The Chessmen by Peter May

The Chessmen

Peter May

Fin Macleod, now head of security on a privately owned Lewis estate, is charged with investigating a spate of illegal game-hunting taking place on the island. This mission reunites him with Whistler Macaskill – a local poacher, Fin’s teenage intimate, and possessor of a long-buried secret.

But when this reunion takes a violent, sinister turn and Fin puts together the fractured pieces of the past, he realises that revealing the truth could destroy the future.


The Chessmen brings the Lewis Trilogy to close as Fin Macleod discovers a body after a freak event of nature known as a bog burst empties a loch full of water to reveal the remains of a crashed airplane. The airplane crashed into the loch almost twenty years ago claiming the life of a childhood friend of Fin’s who became a famous musician. After examining the body, it becomes evident his friend was murdered and Fin is determined to find out what happened to Roddy Mackenzie.

Like the other books, the story weaves between the past and the present as Fin remembers the group of friends who would eventually go on to become one of Scotland’s most famous Gaelic bands. As Fin recounts how close he was to the band and how he even worked as a roadie for them until he went to university, I thought it was strange these friends had never been mentioned in the first book which went into quite a bit of detail about Fin’s time at school. As the band gathers for Roddy’s funeral, it becomes increasingly evident they are hiding secrets and Fin is determined to find out the truth.

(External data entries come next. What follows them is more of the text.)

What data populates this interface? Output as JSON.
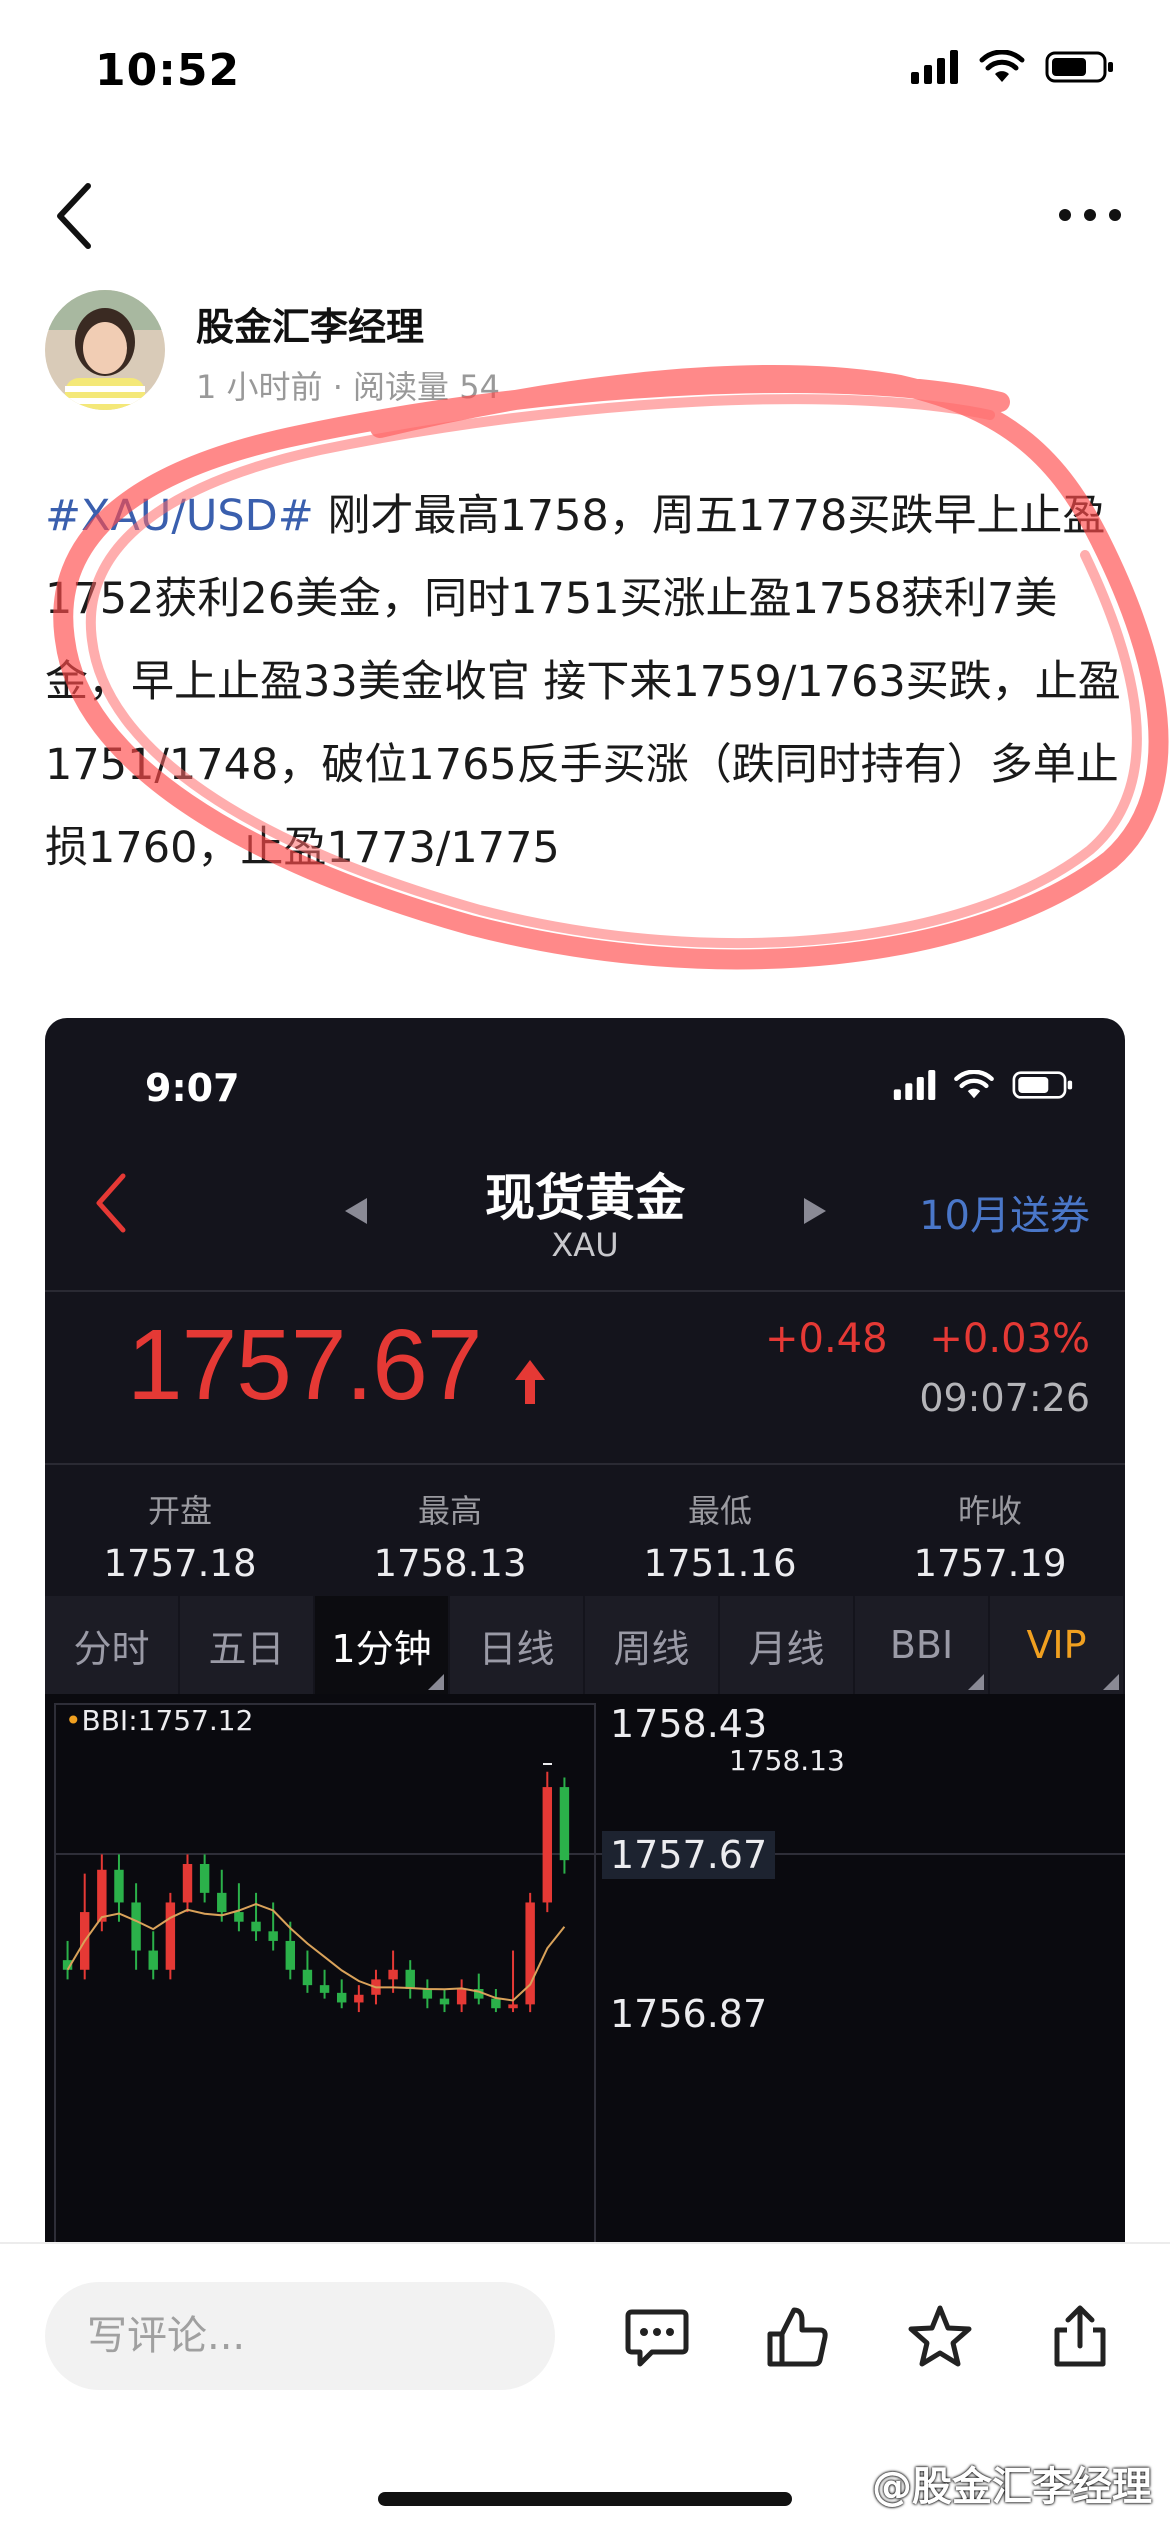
{
  "status_bar": {
    "time": "10:52"
  },
  "author": {
    "name": "股金汇李经理",
    "meta": "1 小时前 · 阅读量 54"
  },
  "post": {
    "hashtag": "#XAU/USD#",
    "body": " 刚才最高1758，周五1778买跌早上止盈1752获利26美金，同时1751买涨止盈1758获利7美金，早上止盈33美金收官 接下来1759/1763买跌，止盈1751/1748，破位1765反手买涨（跌同时持有）多单止损1760，止盈1773/1775"
  },
  "embedded_app": {
    "status_time": "9:07",
    "title": "现货黄金",
    "subtitle": "XAU",
    "promo": "10月送券",
    "price": "1757.67",
    "change": "+0.48",
    "change_pct": "+0.03%",
    "timestamp": "09:07:26",
    "stats": [
      {
        "label": "开盘",
        "value": "1757.18"
      },
      {
        "label": "最高",
        "value": "1758.13"
      },
      {
        "label": "最低",
        "value": "1751.16"
      },
      {
        "label": "昨收",
        "value": "1757.19"
      }
    ],
    "tabs": [
      "分时",
      "五日",
      "1分钟",
      "日线",
      "周线",
      "月线",
      "BBI",
      "VIP"
    ],
    "active_tab": "1分钟",
    "chart": {
      "indicator": "BBI:1757.12",
      "y_labels": [
        "1758.43",
        "1757.67",
        "1756.87"
      ],
      "high_label": "1758.13"
    },
    "colors": {
      "up": "#e53935",
      "down": "#2bb14a",
      "bbi_line": "#d9a25a",
      "accent": "#4a77c9"
    }
  },
  "chart_data": {
    "type": "candlestick",
    "title": "",
    "indicator": "BBI:1757.12",
    "ylim": [
      1756.87,
      1758.43
    ],
    "y_ticks": [
      1758.43,
      1757.67,
      1756.87
    ],
    "annotations": [
      {
        "label": "1758.13",
        "value": 1758.13
      }
    ],
    "current_price": 1757.67,
    "candles": [
      {
        "o": 1757.15,
        "h": 1757.25,
        "l": 1757.05,
        "c": 1757.1
      },
      {
        "o": 1757.1,
        "h": 1757.6,
        "l": 1757.05,
        "c": 1757.4
      },
      {
        "o": 1757.35,
        "h": 1757.7,
        "l": 1757.3,
        "c": 1757.62
      },
      {
        "o": 1757.62,
        "h": 1757.7,
        "l": 1757.35,
        "c": 1757.45
      },
      {
        "o": 1757.45,
        "h": 1757.55,
        "l": 1757.1,
        "c": 1757.2
      },
      {
        "o": 1757.2,
        "h": 1757.3,
        "l": 1757.05,
        "c": 1757.1
      },
      {
        "o": 1757.1,
        "h": 1757.5,
        "l": 1757.05,
        "c": 1757.45
      },
      {
        "o": 1757.45,
        "h": 1757.7,
        "l": 1757.4,
        "c": 1757.65
      },
      {
        "o": 1757.65,
        "h": 1757.7,
        "l": 1757.45,
        "c": 1757.5
      },
      {
        "o": 1757.5,
        "h": 1757.62,
        "l": 1757.35,
        "c": 1757.4
      },
      {
        "o": 1757.4,
        "h": 1757.55,
        "l": 1757.3,
        "c": 1757.35
      },
      {
        "o": 1757.35,
        "h": 1757.5,
        "l": 1757.25,
        "c": 1757.3
      },
      {
        "o": 1757.3,
        "h": 1757.45,
        "l": 1757.2,
        "c": 1757.25
      },
      {
        "o": 1757.25,
        "h": 1757.35,
        "l": 1757.05,
        "c": 1757.1
      },
      {
        "o": 1757.1,
        "h": 1757.2,
        "l": 1756.98,
        "c": 1757.02
      },
      {
        "o": 1757.02,
        "h": 1757.1,
        "l": 1756.95,
        "c": 1756.98
      },
      {
        "o": 1756.98,
        "h": 1757.05,
        "l": 1756.9,
        "c": 1756.93
      },
      {
        "o": 1756.93,
        "h": 1757.02,
        "l": 1756.88,
        "c": 1756.97
      },
      {
        "o": 1756.97,
        "h": 1757.1,
        "l": 1756.92,
        "c": 1757.05
      },
      {
        "o": 1757.05,
        "h": 1757.2,
        "l": 1756.98,
        "c": 1757.1
      },
      {
        "o": 1757.1,
        "h": 1757.15,
        "l": 1756.95,
        "c": 1757.0
      },
      {
        "o": 1757.0,
        "h": 1757.05,
        "l": 1756.9,
        "c": 1756.95
      },
      {
        "o": 1756.95,
        "h": 1757.0,
        "l": 1756.88,
        "c": 1756.92
      },
      {
        "o": 1756.92,
        "h": 1757.05,
        "l": 1756.88,
        "c": 1757.0
      },
      {
        "o": 1757.0,
        "h": 1757.08,
        "l": 1756.92,
        "c": 1756.95
      },
      {
        "o": 1756.95,
        "h": 1757.0,
        "l": 1756.88,
        "c": 1756.9
      },
      {
        "o": 1756.9,
        "h": 1757.2,
        "l": 1756.88,
        "c": 1756.92
      },
      {
        "o": 1756.92,
        "h": 1757.5,
        "l": 1756.88,
        "c": 1757.45
      },
      {
        "o": 1757.45,
        "h": 1758.13,
        "l": 1757.4,
        "c": 1758.05
      },
      {
        "o": 1758.05,
        "h": 1758.1,
        "l": 1757.6,
        "c": 1757.67
      }
    ]
  },
  "bottom_bar": {
    "comment_placeholder": "写评论...",
    "icons": [
      "comment-icon",
      "like-icon",
      "favorite-icon",
      "share-icon"
    ],
    "watermark": "@股金汇李经理"
  }
}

Since he is no longer a policeman, Fin has to rely on the goodwill of a local officer to provide him with relevant information and his new job as a gamekeeper also brings him into conflict with Whistler, a former member of the band, who is a well known poacher. Whistler reacts badly when the body is discovered and continues to act oddly throughout the investigation leading Fin to believe Whistler knows more than he is telling. Whistler and Roddy were both in love with the same woman, the band’s lead vocalist, and jealousy drove Whistler to ultimately leave the band. Now Fin is left wondering if the bad feelings between the two led to murder. As Fin delves deeper into the band’s past, a shock revelation will leave him wondering if he ever knew these people at all.

The whole story is told against the atmospheric backdrop of the Isle of Lewis which is the real star of the book once again. The descriptions of the wildness of the island are breathtaking and really make you feel like you are there. It’s probably not the first place that would come to mind as a setting for a series of crime novels but these remote Scottish places are becoming more popular thanks to Peter May and the Shetland series by Ann Cleeves. Each book has also led to me researching a lot of random stuff on Google and this time it was the phenomenon known as bog bursting which is utterly bizarre.

The name of the book alludes to Whistler’s hobby of carving chess pieces and also the famous Lewis chess pieces that were found at Uig on the island in 1831. The ivory chess pieces likely originated from Scandinavia and can be seen on display at the National Museum of Scotland in Edinburgh or at the British Museum in London.